A agência de notícias estatal IRNA noticiou a morte do integrante da Guarda, mas não deu mais detalhes. Uma agência de notícias iraniana chamada Student News Network, que se acredita ser próxima de Basij, culpou diretamente os manifestantes pela morte do guarda, citando comentários de Saeed Pourali, vice-governador da província de Lorestan.
O membro da Guarda “foi martirizado… pelas mãos de desordeiros durante protestos nesta cidade em defesa da ordem pública”, teria dito ele. Outros 13 membros do Basij e policiais ficaram feridos, acrescentou.

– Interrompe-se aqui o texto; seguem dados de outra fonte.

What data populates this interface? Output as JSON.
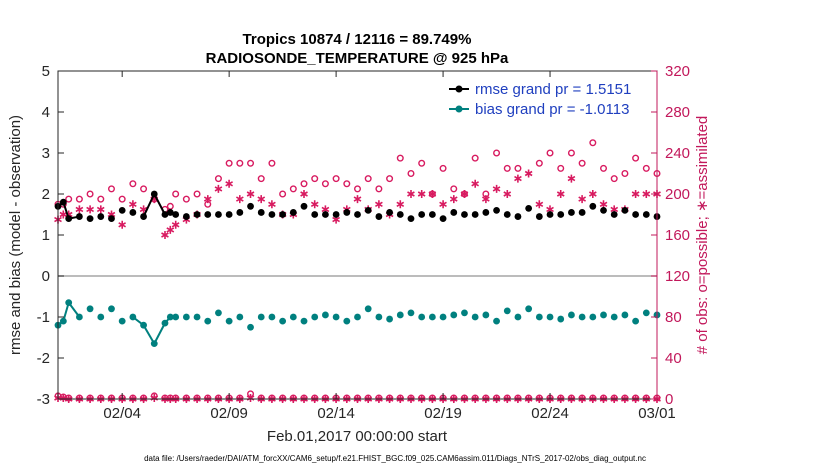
{
  "chart_data": {
    "type": "line",
    "title": "Tropics 10874 / 12116 = 89.749%",
    "subtitle": "RADIOSONDE_TEMPERATURE @ 925 hPa",
    "xlabel": "Feb.01,2017 00:00:00 start",
    "ylabel": "rmse and bias (model - observation)",
    "y2label": "# of obs: o=possible; ∗=assimilated",
    "x_range": [
      0,
      28
    ],
    "ylim": [
      -3,
      5
    ],
    "y2lim": [
      0,
      320
    ],
    "x_ticks": [
      {
        "x": 3,
        "label": "02/04"
      },
      {
        "x": 8,
        "label": "02/09"
      },
      {
        "x": 13,
        "label": "02/14"
      },
      {
        "x": 18,
        "label": "02/19"
      },
      {
        "x": 23,
        "label": "02/24"
      },
      {
        "x": 28,
        "label": "03/01"
      }
    ],
    "y_ticks": [
      -3,
      -2,
      -1,
      0,
      1,
      2,
      3,
      4,
      5
    ],
    "y2_ticks": [
      0,
      40,
      80,
      120,
      160,
      200,
      240,
      280,
      320
    ],
    "legend": {
      "position": "top-right",
      "entries": [
        "rmse grand pr = 1.5151",
        "bias grand pr = -1.0113"
      ]
    },
    "x": [
      0.0,
      0.25,
      0.5,
      1.0,
      1.5,
      2.0,
      2.5,
      3.0,
      3.5,
      4.0,
      4.5,
      5.0,
      5.25,
      5.5,
      6.0,
      6.5,
      7.0,
      7.5,
      8.0,
      8.5,
      9.0,
      9.5,
      10.0,
      10.5,
      11.0,
      11.5,
      12.0,
      12.5,
      13.0,
      13.5,
      14.0,
      14.5,
      15.0,
      15.5,
      16.0,
      16.5,
      17.0,
      17.5,
      18.0,
      18.5,
      19.0,
      19.5,
      20.0,
      20.5,
      21.0,
      21.5,
      22.0,
      22.5,
      23.0,
      23.5,
      24.0,
      24.5,
      25.0,
      25.5,
      26.0,
      26.5,
      27.0,
      27.5,
      28.0
    ],
    "series": [
      {
        "name": "rmse",
        "color": "#000000",
        "values": [
          1.7,
          1.8,
          1.4,
          1.45,
          1.4,
          1.45,
          1.4,
          1.6,
          1.55,
          1.45,
          2.0,
          1.5,
          1.55,
          1.5,
          1.45,
          1.5,
          1.5,
          1.5,
          1.5,
          1.55,
          1.7,
          1.55,
          1.5,
          1.5,
          1.55,
          1.7,
          1.5,
          1.5,
          1.5,
          1.55,
          1.5,
          1.6,
          1.45,
          1.55,
          1.5,
          1.4,
          1.5,
          1.5,
          1.4,
          1.55,
          1.5,
          1.5,
          1.55,
          1.6,
          1.5,
          1.45,
          1.65,
          1.45,
          1.5,
          1.5,
          1.55,
          1.55,
          1.7,
          1.6,
          1.5,
          1.6,
          1.5,
          1.5,
          1.45
        ]
      },
      {
        "name": "bias",
        "color": "#00807f",
        "values": [
          -1.2,
          -1.1,
          -0.65,
          -1.0,
          -0.8,
          -1.0,
          -0.8,
          -1.1,
          -1.0,
          -1.2,
          -1.65,
          -1.15,
          -1.0,
          -1.0,
          -1.0,
          -1.0,
          -1.1,
          -0.9,
          -1.1,
          -1.0,
          -1.25,
          -1.0,
          -1.0,
          -1.1,
          -1.0,
          -1.1,
          -1.0,
          -0.95,
          -1.0,
          -1.1,
          -1.0,
          -0.8,
          -1.0,
          -1.05,
          -0.95,
          -0.9,
          -1.0,
          -1.0,
          -1.0,
          -0.95,
          -0.9,
          -1.0,
          -0.95,
          -1.1,
          -0.85,
          -1.0,
          -0.8,
          -1.0,
          -1.0,
          -1.05,
          -0.95,
          -1.0,
          -1.0,
          -0.95,
          -1.0,
          -0.95,
          -1.1,
          -0.9,
          -0.95
        ]
      },
      {
        "name": "possible",
        "color": "#d81b60",
        "axis": "right",
        "values": [
          190,
          190,
          195,
          195,
          200,
          195,
          205,
          195,
          210,
          205,
          195,
          185,
          188,
          200,
          195,
          200,
          190,
          215,
          230,
          230,
          230,
          215,
          230,
          200,
          205,
          210,
          215,
          210,
          215,
          210,
          205,
          215,
          205,
          215,
          235,
          220,
          230,
          200,
          225,
          205,
          200,
          235,
          200,
          240,
          225,
          225,
          285,
          230,
          240,
          225,
          240,
          230,
          250,
          225,
          215,
          220,
          235,
          225,
          220
        ]
      },
      {
        "name": "assimilated",
        "color": "#d81b60",
        "axis": "right",
        "values": [
          175,
          180,
          180,
          185,
          185,
          185,
          180,
          170,
          190,
          185,
          195,
          160,
          165,
          170,
          175,
          180,
          195,
          205,
          210,
          195,
          200,
          195,
          190,
          180,
          180,
          200,
          190,
          185,
          175,
          185,
          195,
          185,
          190,
          180,
          190,
          200,
          200,
          200,
          190,
          195,
          200,
          210,
          195,
          205,
          200,
          215,
          220,
          190,
          185,
          200,
          215,
          195,
          200,
          190,
          185,
          185,
          200,
          200,
          200
        ]
      },
      {
        "name": "possible-bottom",
        "color": "#d81b60",
        "axis": "right",
        "values": [
          3,
          2,
          1,
          1,
          1,
          1,
          1,
          1,
          1,
          1,
          3,
          1,
          1,
          1,
          1,
          1,
          1,
          1,
          1,
          1,
          5,
          1,
          1,
          1,
          1,
          1,
          1,
          1,
          1,
          1,
          1,
          1,
          1,
          1,
          1,
          1,
          1,
          1,
          1,
          1,
          1,
          1,
          1,
          1,
          1,
          1,
          1,
          1,
          1,
          1,
          1,
          1,
          1,
          1,
          1,
          1,
          1,
          1,
          1
        ]
      },
      {
        "name": "assimilated-bottom",
        "color": "#d81b60",
        "axis": "right",
        "values": [
          1,
          1,
          0,
          0,
          0,
          0,
          0,
          0,
          0,
          0,
          1,
          0,
          0,
          0,
          0,
          0,
          0,
          0,
          0,
          0,
          1,
          0,
          0,
          0,
          0,
          0,
          0,
          0,
          0,
          0,
          0,
          0,
          0,
          0,
          0,
          0,
          0,
          0,
          0,
          0,
          0,
          0,
          0,
          0,
          0,
          0,
          0,
          0,
          0,
          0,
          0,
          0,
          0,
          0,
          0,
          0,
          0,
          0,
          0
        ]
      }
    ],
    "grid": false,
    "footnote": "data file: /Users/raeder/DAI/ATM_forcXX/CAM6_setup/f.e21.FHIST_BGC.f09_025.CAM6assim.011/Diags_NTrS_2017-02/obs_diag_output.nc"
  }
}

“Os protestos que ocorreram devem-se a pressões económicas, inflação e flutuações cambiais, e são uma expressão de preocupações sobre os meios de subsistência”, disse Pourali. “As vozes dos cidadãos devem ser ouvidas com cuidado e tato, mas as pessoas não devem permitir que as suas exigências sejam impostas por indivíduos com fins lucrativos.

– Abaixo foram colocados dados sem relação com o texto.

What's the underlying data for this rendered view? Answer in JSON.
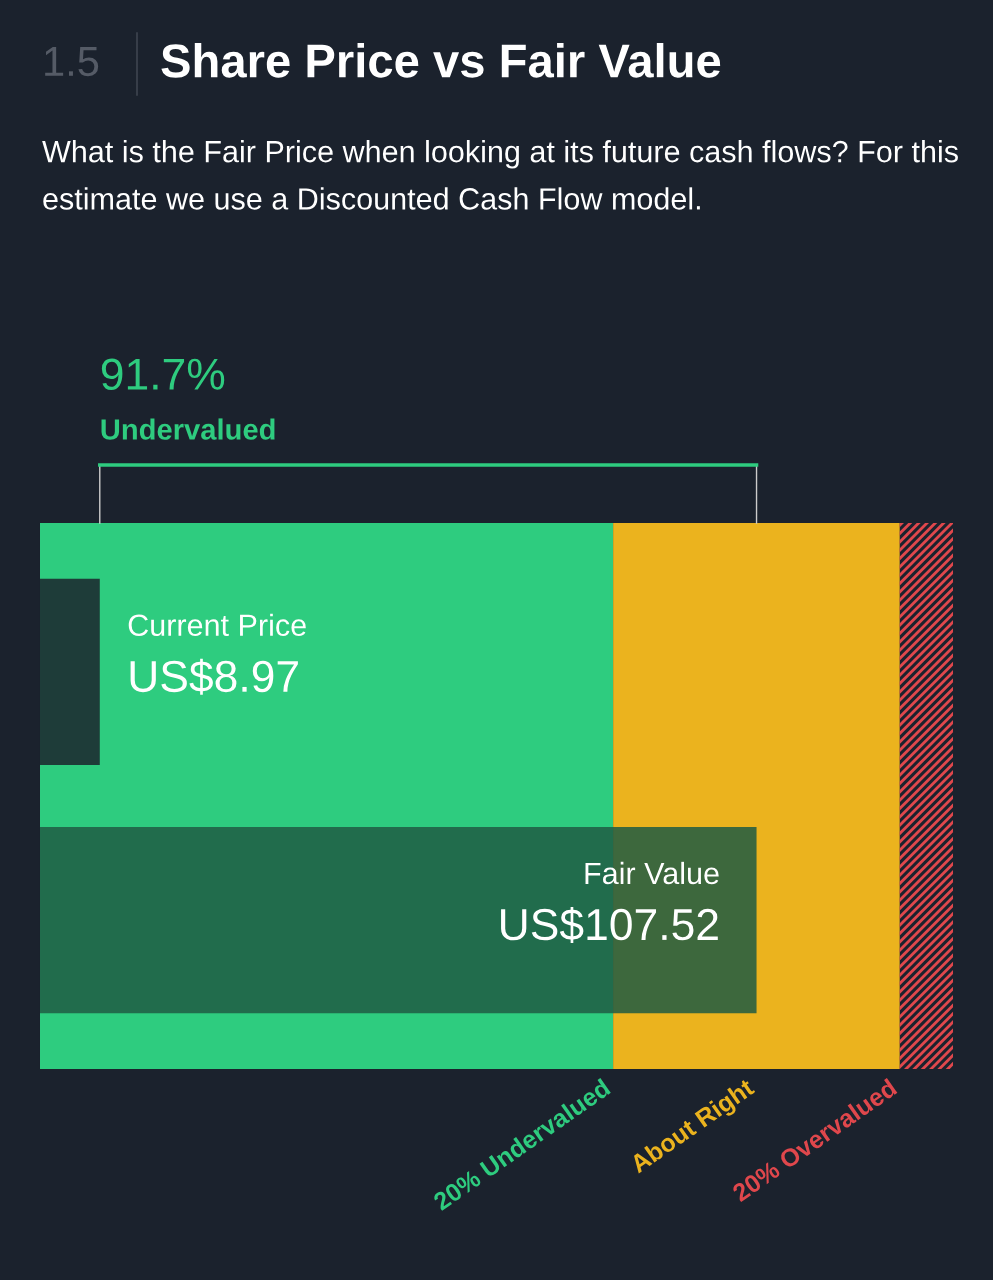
{
  "chart_data": {
    "type": "bar",
    "orientation": "horizontal",
    "title": "Share Price vs Fair Value",
    "subtitle": "What is the Fair Price when looking at its future cash flows? For this estimate we use a Discounted Cash Flow model.",
    "annotations": [
      "1.5",
      "91.7%",
      "Undervalued"
    ],
    "categories": [
      "Current Price",
      "Fair Value"
    ],
    "values": [
      8.97,
      107.52
    ],
    "colors": [
      "#1b222d",
      "#1f5a43"
    ],
    "value_labels": [
      "US$8.97",
      "US$107.52"
    ],
    "xlim": [
      0,
      137
    ],
    "bands": [
      {
        "axis": "x",
        "from": 0,
        "to": 86.0,
        "label": "20% Undervalued",
        "color": "#2ecc7f"
      },
      {
        "axis": "x",
        "from": 86.0,
        "to": 129.0,
        "label": "About Right",
        "color": "#ebb31e"
      },
      {
        "axis": "x",
        "from": 129.0,
        "to": 137,
        "label": "20% Overvalued",
        "color": "#e0474c"
      }
    ],
    "grid": false,
    "tick_labels": false
  }
}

“Os protestos ocorreram na cidade de Kouhdasht, a mais de 400 quilómetros (250 milhas) a sudoeste de Teerão.
O promotor local, Kazem Nazari, disse que 20 pessoas foram presas após os protestos e que a calma retornou à cidade, informou a agência de notícias judiciária Mizan.
A queda da moeda desencadeia protestos O governo civil do Irão, sob o presidente reformista Masoud Pezeshkian, tem tentado sinalizar que quer negociar com os manifestantes. No entanto, Pezeshkian reconheceu que não há muito que possa fazer, uma vez que o rial iraniano se desvalorizou rapidamente e 1 dólar custa agora cerca de 1,4 milhões de rials.
Entretanto, a televisão estatal noticiou separadamente a detenção de sete pessoas, incluindo cinco que descreveu como monarquistas e outras duas que disse terem ligações a grupos baseados na Europa. A televisão estatal informou ainda que noutra operação as forças de segurança confiscaram 100 pistolas contrabandeadas, sem dar mais detalhes.
A teocracia iraniana declarou a quarta-feira feriado em grande parte do país, citando o tempo frio, provavelmente como uma tentativa de tirar as pessoas da capital para um fim de semana prolongado. O fim de semana iraniano é quinta e sexta-feira, enquanto sábado marca o aniversário do Imam Ali, outro feriado para muitos.
Nos protestos, que se baseiam em questões económicas, os manifestantes também entoaram slogans contra a teocracia iraniana. Os líderes do país ainda estão cambaleando depois que Israel lançou uma guerra de 12 dias contra o país em junho. Os Estados Unidos também bombardearam instalações nucleares iranianas durante a guerra. O Irão afirmou que já não enriquece urânio em nenhum lugar do país, procurando sinalizar ao Ocidente que continua aberto a possíveis negociações sobre o seu programa atómico para aliviar as sanções.
No entanto, essas conversações ainda não tiveram lugar, uma vez que o Presidente dos EUA, Donald Trump, e o Primeiro-Ministro israelita, Benjamin Netanyahu, alertaram Teerão para não reconstituir o seu programa atómico.